Henüz iki aylıkken babası gözaltına alınıp tutuklandı. Babasını 25 yıldır tutulduğu Türk cezaevlerinde tanıdı. Ailenin tek çocuğuydu, 16 yaşında o cezaeviyle tanıştı. Annesiyle büyüdü, onu hiç kırmak istemedi ama Nusaybin'de direniş başlayınca hatırı için türk askerliğini bile yaptığı annesinden müsaade istedi. YPS'li oldu Bedrettin Beyret (Rêber Yadigar), direnişe katıldı. Annesi, kenti terk etmedi. Şahadet haberini duydu ama inanmadı. Üç ay önce DNA sonuçları kesinleşti. 47 yaşındaki anne Narınç Beyret, henüz oğlunun cenazesine kavuşmuş değil. "Her ne kadar canım yansa da onu çok özlesem de gurur duyuyorum. Bedrettin’im şeref, onur yolunda bedel verdi. Babası da beni benim gibi düşünüyor. Onu ve inandığı yolu hep yaşatacağım yüreğimde" diyor.      
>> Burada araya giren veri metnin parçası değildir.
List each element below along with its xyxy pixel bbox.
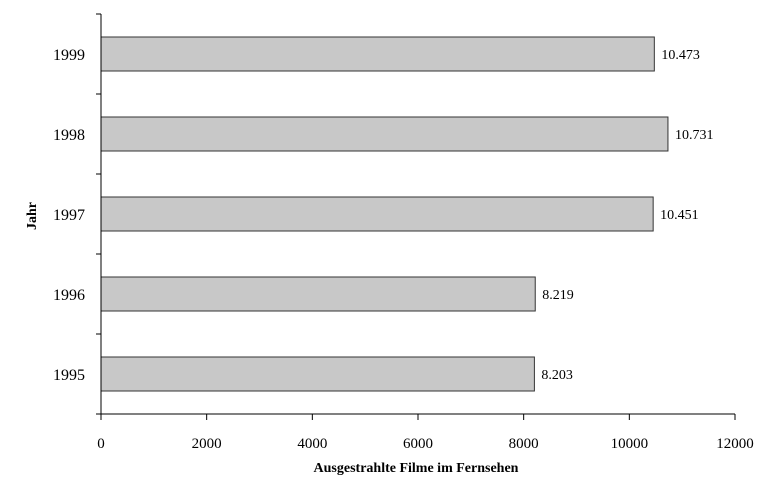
- ticks-group: [96, 13, 736, 420]
- data-label-1996: 8.219: [542, 288, 574, 303]
- x-tick-label: 2000: [192, 436, 222, 452]
- bar-1997: [100, 196, 654, 232]
- bar-1995: [100, 356, 535, 392]
- y-tick-label-1997: 1997: [53, 207, 85, 224]
- bar-1996: [100, 276, 536, 312]
- labels-group: 1995 8.203 1996 8.219 1997 10.451 1998 10.731 19…: [53, 47, 754, 452]
- data-label-1998: 10.731: [675, 128, 714, 143]
- data-label-1999: 10.473: [661, 48, 700, 63]
- x-tick-label: 0: [97, 436, 105, 452]
- data-label-1995: 8.203: [541, 368, 573, 383]
- bars-group: [100, 36, 669, 392]
- x-axis-title: Ausgestrahlte Filme im Fernsehen: [314, 461, 519, 476]
- y-tick-label-1996: 1996: [53, 287, 85, 304]
- y-axis-title: Jahr: [25, 202, 40, 230]
- data-label-1997: 10.451: [660, 208, 699, 223]
- x-tick-label: 10000: [611, 436, 649, 452]
- y-tick-label-1995: 1995: [53, 367, 85, 384]
- bar-1998: [100, 116, 669, 152]
- y-tick-label-1998: 1998: [53, 127, 85, 144]
- x-tick-label: 6000: [403, 436, 433, 452]
- x-tick-label: 8000: [509, 436, 539, 452]
- y-tick-label-1999: 1999: [53, 47, 85, 64]
- x-tick-label: 12000: [716, 436, 754, 452]
- x-tick-label: 4000: [297, 436, 327, 452]
- bar-1999: [100, 36, 655, 72]
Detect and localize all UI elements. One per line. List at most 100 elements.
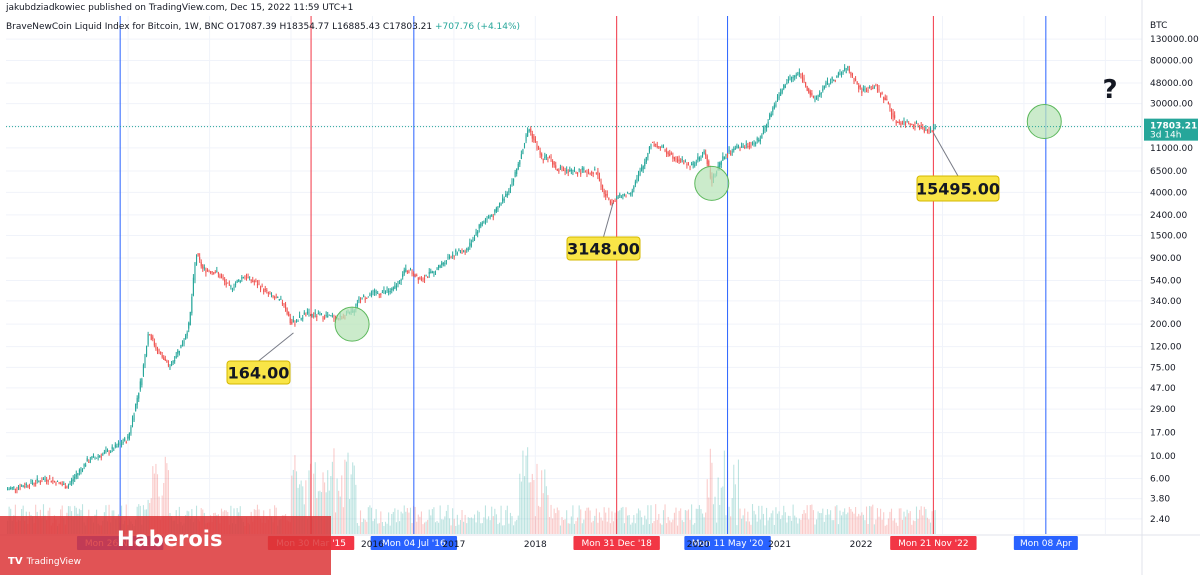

Aslen Botanlı olan Beyret ailesi, devletin baskılarından dolayı Nusaybin'e yerleşir. Babası tutuklandığında henüz iki aylık olan oğlu Bedrettin'in YPS'li olarak şahadete kadarki hayatını, annesi Narınç Beyret, ANF ile paylaştı.

BÜYÜMEK İSTEDİ HEP

Bedrettin, 15 Temmuz 1994'te Nisêbîn'de (Nusaybin) dünyaya gelir. Henz iki ayını tamamladığı sırada babası gözaltına alınıp tutuklanır. Müebbetle yargılanan babası, tam 25 yıldır Türk cezaevlerinde rehin tutuluyor. 7 defadır farklı cezaevlerine sürgün ediliyor. Babasını hiç görmeyen ve baba şefkatinden yoksun büyüyen Bedrettin'i büyütmek kolay olmaz. Çok zor ve zahmetli bir yaşam mücadelesi verirler. Annesi, aynı zamanda babalık da yapar. Daha küçüklüğünde sorgulamaya başlar, babasının durumunu hep sorar. Narınç anne, hala hayıflanıyor; ilk ve tek çocuğunu maddi sıkıntılar içinde büyüttüğü için. "Bundan dolayı oğlum çocukluğunu yaşayamadan büyüdü, büyümek istedi hep" diyor.

EĞİTİMİNİ İSTEMEDİ

İmkan buldukça babasını ziyaret eder, parmaklıklar arasında görür, tanır. 7. sınıftan sonra Türk eğitim sisteminden kopar. Bunun da o yaşında ifade eder, annesine sadece çalışmak istediğini söyler. Annesi ile mevsimlik işlere gider. Mevsimlik işler bitince inşaatlarda çalışır. Duyarlı, çalışkan ve yaşına göre olgundur.

16 YAŞINDA TUTUKLANDI

Kendince sıradan süren hayatı boyunca hep bir arayış içindedir ve aslında gönlünde yatan dağlara gitmektir, içinde ukdedir. Bu arayışıyla siyasi çalışmalarda da yer alır. Newroz Bayram’ına ve bazı eylemlere katıldığı gerekçesiyle henüz 16 yaşındayken gözaltına alınıp tutuklanır; Mardin E Tipi Kapalı Cezaevi’de 3 ay kalır.

ANNESİNİ KIRAMADI

Zorunlu Türk askerliği gelip çattığında gitmek istemediğini söyler. Annesi ağlar, yalnızlığını, çaresizliğini öne sürerek, onu zorlar. Annesini kıramaz ve gider. Anne Narınç, bu durumu şöyle paylaşıyor: "Gittikten sonra da bırakmak istedi. Beni ikna etmeye çalıştı ama ben ısrar ettim, bitirip kurtulmasını istedim. Bana olan bağlılığından dolayı kıramadı ve benim için katlandı. yine benim için katlanmıştı.’’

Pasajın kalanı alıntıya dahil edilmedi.